The definition of problem gambling that I would like to share comes from the National Council on Problem Gambling website (https://www.ncpgambling.org). “Compulsive gambling – or gambling addiction – includes all gambling behaviors that compromise, disrupt or interfere with personal, family or professional activities. Symptoms include increasing preoccupation with gambling, a need to bet more money more frequently, restlessness or irritability when trying to quit, “chasing” losses, and loss of control manifesting as the continuation of gambling behavior despite severe and escalating negative consequences. . In extreme cases, problem gambling can lead to financial ruin, legal problems, loss of career and family, and even suicide.”

How does problem gambling affect a person and the people around them?

People don’t just gamble with money. When we look deeper, they are playing with their relationships, their safety, their jobs, their homes, their time, their integrity, and ultimately their lives. Gaming disorder is associated with poor general health. There are high comorbidity rates with gambling and substance abuse, as well as mental health. Sometimes treatment will need to integrate all three domains (gambling, substance use, and mental health). Other people with concerns may undergo treatment to learn healthy boundaries, assertive communication, and learn more about gambling addiction. They are able to learn ways to not continue to contribute to problem gambling. the other person.

Are there any misconceptions about problem gambling? What would you like people to know?

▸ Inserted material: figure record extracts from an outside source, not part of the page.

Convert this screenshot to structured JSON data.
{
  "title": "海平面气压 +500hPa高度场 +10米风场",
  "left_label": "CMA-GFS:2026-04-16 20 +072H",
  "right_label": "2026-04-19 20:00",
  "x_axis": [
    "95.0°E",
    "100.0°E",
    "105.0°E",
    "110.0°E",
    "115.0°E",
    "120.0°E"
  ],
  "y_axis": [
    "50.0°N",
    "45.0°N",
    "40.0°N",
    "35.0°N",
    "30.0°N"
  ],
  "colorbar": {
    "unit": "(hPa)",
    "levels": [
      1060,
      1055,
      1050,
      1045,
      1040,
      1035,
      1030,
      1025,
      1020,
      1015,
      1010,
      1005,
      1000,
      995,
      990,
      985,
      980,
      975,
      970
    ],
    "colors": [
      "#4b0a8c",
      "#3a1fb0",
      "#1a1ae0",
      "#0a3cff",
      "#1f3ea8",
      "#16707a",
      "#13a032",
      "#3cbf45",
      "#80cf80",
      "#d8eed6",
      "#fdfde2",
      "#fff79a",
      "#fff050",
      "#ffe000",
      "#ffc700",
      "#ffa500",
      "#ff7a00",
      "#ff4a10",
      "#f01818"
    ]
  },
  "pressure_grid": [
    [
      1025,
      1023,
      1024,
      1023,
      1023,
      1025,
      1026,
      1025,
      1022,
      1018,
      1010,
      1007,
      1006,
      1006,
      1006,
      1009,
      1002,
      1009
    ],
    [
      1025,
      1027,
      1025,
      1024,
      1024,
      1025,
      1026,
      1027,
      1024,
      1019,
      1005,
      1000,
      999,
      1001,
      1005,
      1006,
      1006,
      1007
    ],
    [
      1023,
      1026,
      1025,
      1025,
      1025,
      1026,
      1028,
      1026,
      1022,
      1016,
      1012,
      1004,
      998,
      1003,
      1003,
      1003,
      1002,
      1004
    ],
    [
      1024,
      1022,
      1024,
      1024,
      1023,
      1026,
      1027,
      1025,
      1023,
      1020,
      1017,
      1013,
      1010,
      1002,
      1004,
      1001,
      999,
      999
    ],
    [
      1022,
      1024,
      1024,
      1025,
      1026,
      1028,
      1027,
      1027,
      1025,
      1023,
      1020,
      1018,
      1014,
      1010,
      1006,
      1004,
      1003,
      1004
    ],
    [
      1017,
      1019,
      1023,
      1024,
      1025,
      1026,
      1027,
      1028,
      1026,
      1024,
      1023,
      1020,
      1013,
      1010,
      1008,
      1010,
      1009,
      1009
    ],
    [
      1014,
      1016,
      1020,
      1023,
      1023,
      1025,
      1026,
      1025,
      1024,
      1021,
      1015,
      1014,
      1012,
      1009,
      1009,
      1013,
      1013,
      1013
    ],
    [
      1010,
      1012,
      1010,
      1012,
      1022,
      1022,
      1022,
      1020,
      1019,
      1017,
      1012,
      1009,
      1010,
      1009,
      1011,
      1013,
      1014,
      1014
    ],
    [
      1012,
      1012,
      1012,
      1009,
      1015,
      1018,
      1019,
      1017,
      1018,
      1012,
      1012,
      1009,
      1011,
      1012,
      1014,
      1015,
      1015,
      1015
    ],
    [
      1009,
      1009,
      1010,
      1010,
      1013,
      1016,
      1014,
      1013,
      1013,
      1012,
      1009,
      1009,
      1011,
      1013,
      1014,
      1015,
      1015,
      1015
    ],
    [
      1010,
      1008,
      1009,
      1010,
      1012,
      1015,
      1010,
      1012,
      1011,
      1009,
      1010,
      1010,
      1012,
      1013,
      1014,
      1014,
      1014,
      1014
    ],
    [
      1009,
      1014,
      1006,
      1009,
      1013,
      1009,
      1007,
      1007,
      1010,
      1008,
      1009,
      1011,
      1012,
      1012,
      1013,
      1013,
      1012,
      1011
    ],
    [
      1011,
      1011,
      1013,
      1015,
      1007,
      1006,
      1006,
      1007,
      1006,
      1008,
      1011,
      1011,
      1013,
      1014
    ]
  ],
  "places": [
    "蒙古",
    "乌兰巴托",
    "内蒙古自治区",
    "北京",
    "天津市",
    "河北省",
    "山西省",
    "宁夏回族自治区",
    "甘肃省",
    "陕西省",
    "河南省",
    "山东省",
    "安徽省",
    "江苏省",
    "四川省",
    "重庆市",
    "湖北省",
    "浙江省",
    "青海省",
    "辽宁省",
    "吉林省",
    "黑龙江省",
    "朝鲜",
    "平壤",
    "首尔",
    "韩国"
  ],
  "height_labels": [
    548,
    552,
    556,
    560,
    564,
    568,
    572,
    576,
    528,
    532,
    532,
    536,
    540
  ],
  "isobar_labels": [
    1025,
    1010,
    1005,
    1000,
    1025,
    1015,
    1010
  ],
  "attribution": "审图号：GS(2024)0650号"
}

Compulsive gambling is an addiction. You may experience withdrawal symptoms from gambling. It affects some of the same areas of the brain that are seen with substance use. Problem gambling treatment includes areas of focus such as financial barriers, creating a monthly financial snapshot, and wellness planning to address and develop the 8 dimensions of wellness. I strongly encourage family therapy and participation in Gambler’s Anonymous.

How can community members find support or services for problem gambling?

If anyone wants to access treatment, they can call the TFCC at 503-842-8201 and ask to make an appointment. They can also access services by calling 1-877-My-Limit (1-877-695-4648). It is important to remember that problem gambling treatment services are free for the person with problem gambling as well as for other stakeholders who are affected by that person’s problem gambling. Processing services are paid for by the Oregon Lottery. We also have a local Players Anonymous meeting held on Tuesdays at 5:30pm at the Serenity Club. Sometimes the GA meeting may be virtual, so please call the Serenity Club to confirm if it is in person or to get the virtual meeting link.

Is there anything else you would like to add?

The treatment success rate is 70% if the client is able to use financial barriers and tools, engage in family therapy, and attend self-help meetings such as Gambler’s Anonymous.